Daar ging Paul. Jaren had hij hier voor geoefend en niets zou hem tegenhouden. Hij had onderweg wel een been verloren, die klem was komen te zitten tussen twee gigantische rotspartijen. Met een bot zakmes hadden ze die eraf moeten snijden. Paul dacht aan 127 Hours, met James Franco. Maar het hele voorval leek nergens op 127 Hours, en Paul leek ook nergens op James Franco. Uiteindelijk hadden ze de bloeding weten te stoppen door het been met een trui van Doris af te knellen. Doris wilde daarna terug, hulp inschakelen, de missie afbreken. Maar Paul wilde door. Hier hadden ze al die tijd voor geleefd. Een klein tegenslagje, zoals een been eraf, ging ze toch niet tegenhouden? Bovendien waren ze niet verzekerd voor een reddingsoperatie.
Paul haalde de Nederlandse vlag tevoorschijn, die ze zouden planten op de top. Samen zwaaiden ze deze trots door de ijskoude lucht. Verder omhoog!
Een dag later verloor Paul ook Doris. Op een gladde gletsjer gleed Doris uit, de zekering brak en hij viel tientallen meters naar beneden. Met twee vingers kon hij nog net grip houden aan de rand van een ravijn.
‘Maak het af’, had Doris gezegd. ‘Maak het af, voor mij’, waarop hij losliet en het diepe gat in viel.

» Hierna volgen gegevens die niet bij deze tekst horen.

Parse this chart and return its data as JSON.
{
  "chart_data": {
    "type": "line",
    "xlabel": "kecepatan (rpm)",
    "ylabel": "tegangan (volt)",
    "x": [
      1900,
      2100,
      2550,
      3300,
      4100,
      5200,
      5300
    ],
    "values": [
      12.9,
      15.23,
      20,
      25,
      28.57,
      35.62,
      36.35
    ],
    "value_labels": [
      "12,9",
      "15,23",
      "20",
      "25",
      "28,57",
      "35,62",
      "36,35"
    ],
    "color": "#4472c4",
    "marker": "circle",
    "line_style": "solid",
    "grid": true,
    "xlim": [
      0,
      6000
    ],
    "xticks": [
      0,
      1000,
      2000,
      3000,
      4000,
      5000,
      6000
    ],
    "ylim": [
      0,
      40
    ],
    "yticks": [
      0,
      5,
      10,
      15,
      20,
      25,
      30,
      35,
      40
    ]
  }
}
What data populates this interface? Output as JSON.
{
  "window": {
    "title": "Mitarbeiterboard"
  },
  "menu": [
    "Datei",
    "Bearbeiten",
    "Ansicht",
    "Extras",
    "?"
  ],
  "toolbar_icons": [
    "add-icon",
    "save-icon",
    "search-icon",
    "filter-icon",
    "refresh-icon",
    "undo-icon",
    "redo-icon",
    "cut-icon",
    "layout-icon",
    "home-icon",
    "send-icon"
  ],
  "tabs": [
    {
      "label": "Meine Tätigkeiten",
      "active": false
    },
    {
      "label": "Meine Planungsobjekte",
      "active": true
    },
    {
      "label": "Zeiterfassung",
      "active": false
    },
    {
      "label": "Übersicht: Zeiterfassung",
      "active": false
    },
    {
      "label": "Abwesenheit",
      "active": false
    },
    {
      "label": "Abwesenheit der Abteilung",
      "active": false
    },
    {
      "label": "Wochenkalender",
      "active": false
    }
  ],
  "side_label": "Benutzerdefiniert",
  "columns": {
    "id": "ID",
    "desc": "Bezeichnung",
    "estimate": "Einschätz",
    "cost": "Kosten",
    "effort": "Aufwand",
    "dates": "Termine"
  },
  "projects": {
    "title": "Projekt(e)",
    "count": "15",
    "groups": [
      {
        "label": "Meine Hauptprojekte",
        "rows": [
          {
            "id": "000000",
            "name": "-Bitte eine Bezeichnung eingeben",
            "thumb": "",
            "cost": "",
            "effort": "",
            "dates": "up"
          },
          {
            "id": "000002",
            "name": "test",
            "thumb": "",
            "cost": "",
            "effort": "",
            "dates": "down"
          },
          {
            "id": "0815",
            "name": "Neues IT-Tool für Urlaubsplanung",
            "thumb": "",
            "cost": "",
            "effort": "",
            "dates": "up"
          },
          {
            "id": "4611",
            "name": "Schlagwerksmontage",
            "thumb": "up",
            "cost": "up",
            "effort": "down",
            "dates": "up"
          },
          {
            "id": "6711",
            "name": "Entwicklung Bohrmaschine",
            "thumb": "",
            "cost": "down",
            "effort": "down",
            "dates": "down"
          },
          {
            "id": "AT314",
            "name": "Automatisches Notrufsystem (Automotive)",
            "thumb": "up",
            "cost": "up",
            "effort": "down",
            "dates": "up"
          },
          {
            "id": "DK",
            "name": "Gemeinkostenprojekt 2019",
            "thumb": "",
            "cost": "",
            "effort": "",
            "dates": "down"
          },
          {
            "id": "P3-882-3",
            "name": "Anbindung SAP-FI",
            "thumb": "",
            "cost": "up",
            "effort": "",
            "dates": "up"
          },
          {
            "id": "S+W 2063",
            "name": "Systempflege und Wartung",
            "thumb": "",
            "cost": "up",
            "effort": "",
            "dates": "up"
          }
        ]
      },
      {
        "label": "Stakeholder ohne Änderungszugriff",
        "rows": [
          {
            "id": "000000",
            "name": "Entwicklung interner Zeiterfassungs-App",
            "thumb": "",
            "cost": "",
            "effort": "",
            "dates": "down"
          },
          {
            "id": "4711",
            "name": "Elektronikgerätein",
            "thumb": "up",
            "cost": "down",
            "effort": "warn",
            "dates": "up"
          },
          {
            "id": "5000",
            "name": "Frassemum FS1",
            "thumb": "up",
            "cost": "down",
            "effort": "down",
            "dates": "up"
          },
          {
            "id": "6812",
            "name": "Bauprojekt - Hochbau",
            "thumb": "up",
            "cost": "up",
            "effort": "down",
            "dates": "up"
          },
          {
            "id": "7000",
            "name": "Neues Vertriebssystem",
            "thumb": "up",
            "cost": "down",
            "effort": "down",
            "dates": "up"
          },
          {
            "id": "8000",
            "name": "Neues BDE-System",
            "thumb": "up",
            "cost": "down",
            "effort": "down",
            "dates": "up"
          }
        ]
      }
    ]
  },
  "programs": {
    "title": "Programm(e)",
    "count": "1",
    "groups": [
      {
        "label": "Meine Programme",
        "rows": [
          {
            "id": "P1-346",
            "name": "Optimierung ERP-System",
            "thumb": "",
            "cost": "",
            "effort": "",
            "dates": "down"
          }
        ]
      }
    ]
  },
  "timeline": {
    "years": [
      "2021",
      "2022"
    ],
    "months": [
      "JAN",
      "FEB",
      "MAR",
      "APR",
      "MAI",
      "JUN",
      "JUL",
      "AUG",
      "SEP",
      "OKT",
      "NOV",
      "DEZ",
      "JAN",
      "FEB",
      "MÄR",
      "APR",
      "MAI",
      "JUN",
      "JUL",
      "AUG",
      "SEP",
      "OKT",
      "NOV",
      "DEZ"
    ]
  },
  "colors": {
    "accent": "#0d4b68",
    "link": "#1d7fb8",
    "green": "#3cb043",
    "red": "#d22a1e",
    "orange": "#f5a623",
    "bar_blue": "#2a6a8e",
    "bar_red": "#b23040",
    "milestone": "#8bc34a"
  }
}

En dus ging Paul. Al dagen ging hij, in zijn eentje. Met zijn pikhouweel hakte hij door sneeuw en ijs. Hij had hun vlag aan de zijkant van zijn rugzak klaargelegd. Hij moest nog vijf meter omhoog, dan een scherpe bocht naar links. Hij had deze route al duizend keer gedroomd. Alleen in zijn dromen was dat nog wel met twee benen, en klom Doris naast hem mee. Maar goed.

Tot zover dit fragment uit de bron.